Mark scrollò le spalle, << Walter aveva un po' da fare... è qualcosa di meglio rispetto a ciò che mangi di solito >> rispose l'altro, rivolgendole un sorriso appena accennato.
<< Spasiba** >>, non capì la risposta di lei, ma non disse nulla, osservandola mangiare lentamente. << Da quando parli russo? >> gli chiese ancora, lei, quando ebbe terminato di mangiare, poggiando la ciotola vuota ad un lato del letto.
<< Sto imparando >> disse, osservandola. Sembrava davvero molto debole. Pensò che forse Walter aveva ragione: forse stava davvero troppo male. Qualcuno avrebbe dovuto aiutarla, beh, era andato lì per quello. Non riusciva più a vederla come una stupida mocciosa, sebbene la cosa sembrasse strana persino a lui. << Vieni, devi lavarti e cambiare le bende >> disse, tentando di mostrarsi gentile. Non era una cosa che gli riusciva bene, ma almeno si sforzava.
Lei gli rivolse lo sguardo: i grandi occhi verbi apparivano a Mark come deboli, stanchi e pieni di dubbio e scetticismo, << Sai farlo? >> gli aveva chiesto, quasi dubitasse delle sue capacità; e forse aveva le sue ragioni visto che il ragazzo passava tre quarti della sua vita a giocare alla guerra.

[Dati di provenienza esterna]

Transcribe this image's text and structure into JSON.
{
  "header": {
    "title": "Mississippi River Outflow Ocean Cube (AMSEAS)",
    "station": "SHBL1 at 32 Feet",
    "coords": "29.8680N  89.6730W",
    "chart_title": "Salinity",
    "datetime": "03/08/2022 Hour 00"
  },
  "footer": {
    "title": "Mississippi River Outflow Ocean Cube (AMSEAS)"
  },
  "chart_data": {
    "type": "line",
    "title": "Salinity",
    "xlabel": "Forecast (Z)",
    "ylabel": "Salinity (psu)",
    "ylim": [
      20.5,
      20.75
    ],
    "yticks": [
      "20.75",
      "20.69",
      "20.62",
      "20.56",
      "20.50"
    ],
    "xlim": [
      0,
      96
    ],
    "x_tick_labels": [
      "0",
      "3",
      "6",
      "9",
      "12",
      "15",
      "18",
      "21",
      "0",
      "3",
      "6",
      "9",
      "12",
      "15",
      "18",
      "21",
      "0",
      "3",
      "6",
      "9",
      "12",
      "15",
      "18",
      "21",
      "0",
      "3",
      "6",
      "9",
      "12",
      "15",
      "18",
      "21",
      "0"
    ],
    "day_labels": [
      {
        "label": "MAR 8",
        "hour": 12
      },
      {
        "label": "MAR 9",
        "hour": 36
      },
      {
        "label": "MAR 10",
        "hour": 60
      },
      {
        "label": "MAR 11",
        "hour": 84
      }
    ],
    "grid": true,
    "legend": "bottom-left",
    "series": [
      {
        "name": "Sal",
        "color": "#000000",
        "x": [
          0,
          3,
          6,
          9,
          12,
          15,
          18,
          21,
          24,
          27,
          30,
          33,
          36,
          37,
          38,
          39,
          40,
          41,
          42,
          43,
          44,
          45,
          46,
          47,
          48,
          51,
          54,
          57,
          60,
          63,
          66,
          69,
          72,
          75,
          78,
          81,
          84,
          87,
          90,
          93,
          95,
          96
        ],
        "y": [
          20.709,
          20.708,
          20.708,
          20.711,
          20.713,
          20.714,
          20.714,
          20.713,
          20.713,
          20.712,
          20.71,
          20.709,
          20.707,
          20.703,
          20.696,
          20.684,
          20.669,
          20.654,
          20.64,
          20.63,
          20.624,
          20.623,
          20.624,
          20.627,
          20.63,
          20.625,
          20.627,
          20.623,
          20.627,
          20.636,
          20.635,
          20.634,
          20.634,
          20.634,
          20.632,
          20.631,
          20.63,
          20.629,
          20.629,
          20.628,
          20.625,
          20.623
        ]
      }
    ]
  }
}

Nonostante tutto, il tedesco si lasciò sfuggire una sono risata, << Sei incredibile >> commentò, osservandola: gli occhi scuri pieni d'allegria, una volta tanto, in quel buco polveroso.
<< Perché? >>
<< Non mi stai chiedendo se vogliono in realtà ucciderti, mi stai chiedendo se sono in grado di cambiare una benda! Sei incredibile >> ripeté lui, scuotendo il capo, ancora più divertito, porgendole la mano per aiutarla ad alzarsi. Lo pensava sul serio. D'accordo, non aveva mai parlato con i deportati, ma dubitava seriamente che un altro qualsiasi essere umano si sarebbe comportato nel suo stesso modo.
Bea sembrava ancora perplessa, apparendo fin troppo ingenua agli occhi del soldato, << Beh, non so se nei sei in grado >> gli aveva risposto ancora, con una naturalezza disarmante anche per un tipo come Mark Schreiber.
Lui rise ancora, mentre la ragazza si alzava, appoggiandosi alla sua mano. Il ragazzo la portò nel bagno che fortunatamente era poco distante, o almeno ilsuo baglio lo era, senza dimenticare di trascinare con sé il pacco con le cose che gli aveva dato Walter. Si richiuse la porta alle spalle, << Prima laviamo le ferite, poi le disinfettiamo >> disse, alla russa, cercando un asciugamano pulito. Quando lo ebbe trovato, lo poggiò accanto al lavandino, prima di avvicinarsi a Bea, << Fammi vedere dove ti hanno fatto male >> disse, serio, osservandola.
Bea abbassò lo sguardo, senza rispondere.
<< Allora? >> stava iniziando a scocciarsi. Si arrabbiava in fretta e non gli piace che non gli si rispondesse.
Esitò, << ...Ovunque >>
<< Allora togliti i vestiti >>
Lei abbassò lo sguardo, e lui capì. << Ti cambio le bende alle spalle. A lavarti magari ci pensiamo domani >>, non lo avrebbe detto, con un'altra persona, ma non era riuscito a trattarla male. Non come avrebbe fatto in altre situazioni.
Quella giornata si era rotto qualcosa nel soldato semplice Mark Schreiber.
Era troppo confuso per capire cosa, ma era successo.